There were more upper airway problems than previous reports. These were treated generally by tracheostomy after reintubation and carried little or no threat to life. Additionally, because of the acute nature of traumatic injury and/or multiple organ dysfunction syndrome, with relatively short-term effects on ventilatory physiology, it was possible to reextubate several of these patients. Those requiring prolonged ventilatory support had tracheostomy performed. Thus, reintubation was not a predictor for mortality, but of need for longer ventilatory support or airway protection in our trauma patient population. We do not consider tracheostomy a complication, but rather an effective respiratory therapeutic maneuver, which is effected at the earliest convenience. Tracheostomy facilitates pulmonary toilet, improves patient comfort, and reduces dead space ventilation and airway resistance to allow weaning from mechanical ventilation.
Stridor was increased in our patients for reasons that remain unclear. Stridorous patients were intubated, on average, 21 h longer than those who did not develop stridor, although this was not statistically significant. Laryngeal edema occurs in up to 15% of patients intubated orotracheally, secondary to local trauma at the area, either from intubation or the presence of the endotracheal tube, inciting an inflammatory response and edema, which compromise the airway. Steroids delivered preextubation do not reduce the incidence of laryngeal edema, and in this study, laryngeal edema was more frequent in female patients and patients intubated greater than 36 h. In pediatric patients, postextubation stridor is increased in patients with facial bums, and in those patients in whom no air leak was present with cuff deflation immediately prior to extubation.

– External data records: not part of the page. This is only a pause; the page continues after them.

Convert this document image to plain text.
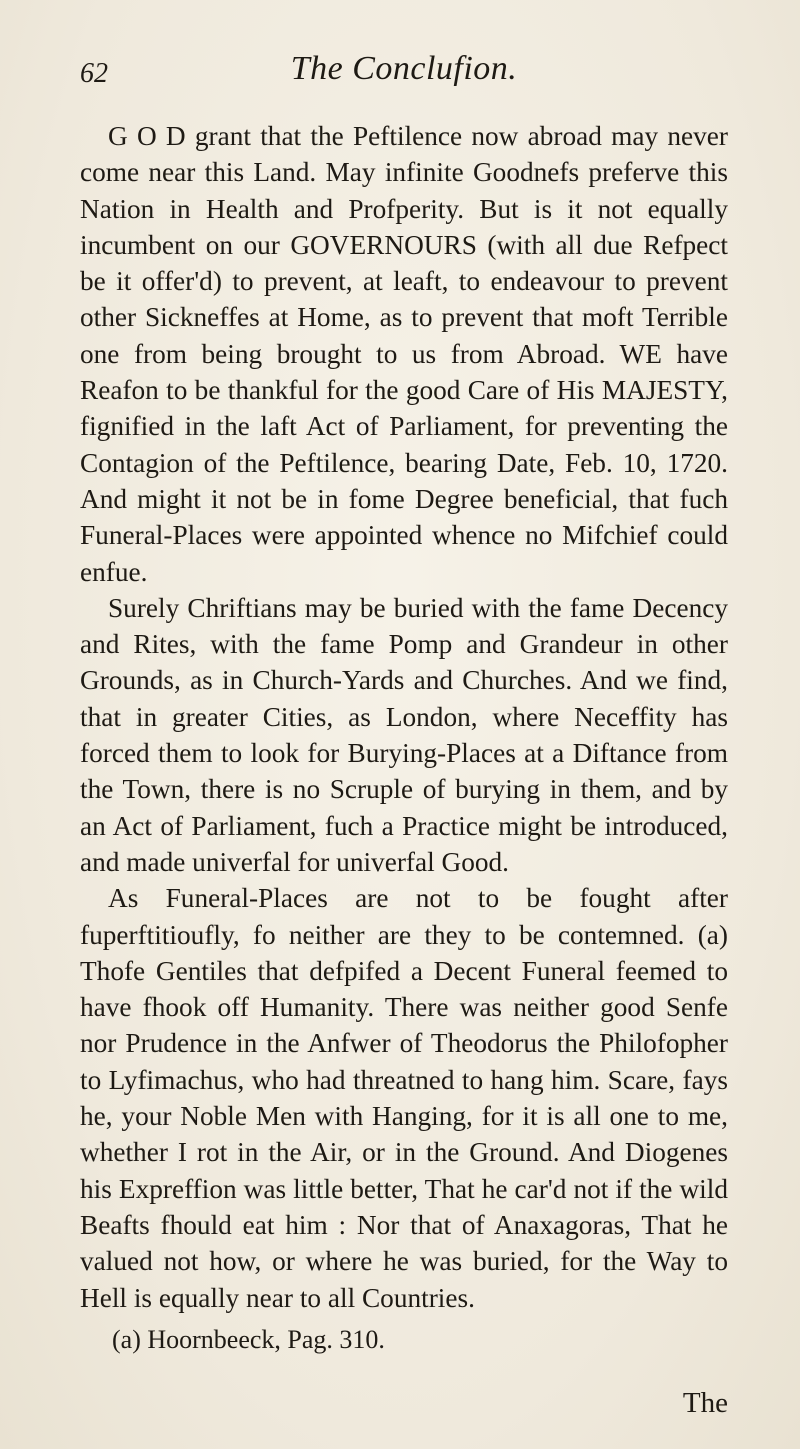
62	The Conclufion.

G O D grant that the Peftilence now abroad may never come near this Land. May infinite Goodnefs preferve this Nation in Health and Profperity. But is it not equally incumbent on our GOVERNOURS (with all due Refpect be it offer'd) to prevent, at leaft, to endeavour to prevent other Sickneffes at Home, as to prevent that moft Terrible one from being brought to us from Abroad. WE have Reafon to be thankful for the good Care of His MAJESTY, fignified in the laft Act of Parliament, for preventing the Contagion of the Peftilence, bearing Date, Feb. 10, 1720. And might it not be in fome Degree beneficial, that fuch Funeral-Places were appointed whence no Mifchief could enfue.

Surely Chriftians may be buried with the fame Decency and Rites, with the fame Pomp and Grandeur in other Grounds, as in Church-Yards and Churches. And we find, that in greater Cities, as London, where Neceffity has forced them to look for Burying-Places at a Diftance from the Town, there is no Scruple of burying in them, and by an Act of Parliament, fuch a Practice might be introduced, and made univerfal for univerfal Good.

As Funeral-Places are not to be fought after fuperftitioufly, fo neither are they to be contemned. (a) Thofe Gentiles that defpifed a Decent Funeral feemed to have fhook off Humanity. There was neither good Senfe nor Prudence in the Anfwer of Theodorus the Philofopher to Lyfimachus, who had threatned to hang him. Scare, fays he, your Noble Men with Hanging, for it is all one to me, whether I rot in the Air, or in the Ground. And Diogenes his Expreffion was little better, That he car'd not if the wild Beafts fhould eat him : Nor that of Anaxagoras, That he valued not how, or where he was buried, for the Way to Hell is equally near to all Countries.

(a) Hoornbeeck, Pag. 310.
The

Similarly, in the report of Demling et al, most extubation failure occurred in patients with smoke inhalation injury.
We did not routinely assess preextubation air leak since there were no thermal injuries. There was no difference in sex distribution between the groups of patients with and without stridor. Unfortunately, the numbers of patients in these groups are small, and significance may be achievable only in larger populations. We were unable to ascertain traumatic intubations, either in the field or elsewhere, from the records available.

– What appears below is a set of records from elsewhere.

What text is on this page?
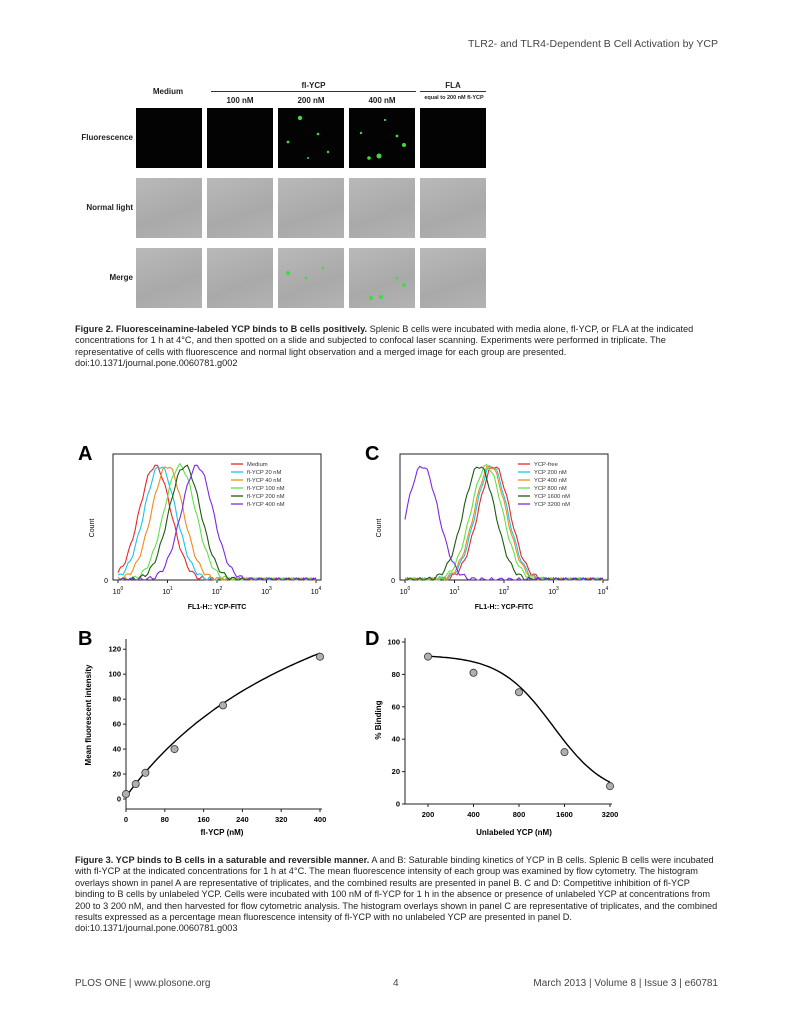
TLR2- and TLR4-Dependent B Cell Activation by YCP
Medium
fl-YCP
100 nM	200 nM	400 nM
FLA
equal to 200 nM fl-YCP
Fluorescence
Normal light
Merge
Figure 2. Fluoresceinamine-labeled YCP binds to B cells positively. Splenic B cells were incubated with media alone, fl-YCP, or FLA at the indicated concentrations for 1 h at 4°C, and then spotted on a slide and subjected to confocal laser scanning. Experiments were performed in triplicate. The representative of cells with fluorescence and normal light observation and a merged image for each group are presented.
doi:10.1371/journal.pone.0060781.g002
A	C
B	D
Count
0
FL1-H:: YCP-FITC
$10^0$	$10^1$	$10^2$	$10^3$	$10^4$
Medium
fl-YCP 20 nM
fl-YCP 40 nM
fl-YCP 100 nM
fl-YCP 200 nM
fl-YCP 400 nM
Count
0
FL1-H:: YCP-FITC
$10^0$	$10^1$	$10^2$	$10^3$	$10^4$
YCP-free
YCP 200 nM
YCP 400 nM
YCP 800 nM
YCP 1600 nM
YCP 3200 nM
Mean fluorescent intensity
fl-YCP (nM)
0
20
40
60
80
100
120
0	80	160	240	320	400
% Binding
Unlabeled YCP (nM)
0
20
40
60
80
100
200	400	800	1600	3200
Figure 3. YCP binds to B cells in a saturable and reversible manner. A and B: Saturable binding kinetics of YCP in B cells. Splenic B cells were incubated with fl-YCP at the indicated concentrations for 1 h at 4°C. The mean fluorescence intensity of each group was examined by flow cytometry. The histogram overlays shown in panel A are representative of triplicates, and the combined results are presented in panel B. C and D: Competitive inhibition of fl-YCP binding to B cells by unlabeled YCP. Cells were incubated with 100 nM of fl-YCP for 1 h in the absence or presence of unlabeled YCP at concentrations from 200 to 3 200 nM, and then harvested for flow cytometric analysis. The histogram overlays shown in panel C are representative of triplicates, and the combined results expressed as a percentage mean fluorescence intensity of fl-YCP with no unlabeled YCP are presented in panel D.
doi:10.1371/journal.pone.0060781.g003
PLOS ONE | www.plosone.org	4	March 2013 | Volume 8 | Issue 3 | e60781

The development of nosocomial pneumonia leads to increased costs and mortality, and is probably the most frequent cause of death in the intubated patient. Because patients with underlying severe diseases are more likely to develop, and to die from pneumonia, it is understandable that medical ICU patients would have a higher mortality from pulmonary compromise, and reintubation would act as a marker for severity of disease, rather than a provocative insult. Similarly, nontraumatic surgical ICU patients have more underlying disease, more pneumonia, and greater mortality, making extubation failure a marker of this. The younger trauma patient, with fewer chronic diseases, has other causes for respiratory compromise such as stridor. The reintubated patients in this study did not have increased incidences of pneumonia or pulmonary complications.
Reintubation in the traumatized ICU patient is not a predictor of mortality; reintubation implies the need for prolonged airway protection and/or ventilatory support and leads to tracheostomy. Aggressive termination of ventilatory support would be possible in the trauma patient as opposed to the medical ICU or surgical ICU patient, as there is little adverse outcome from reintubation when required.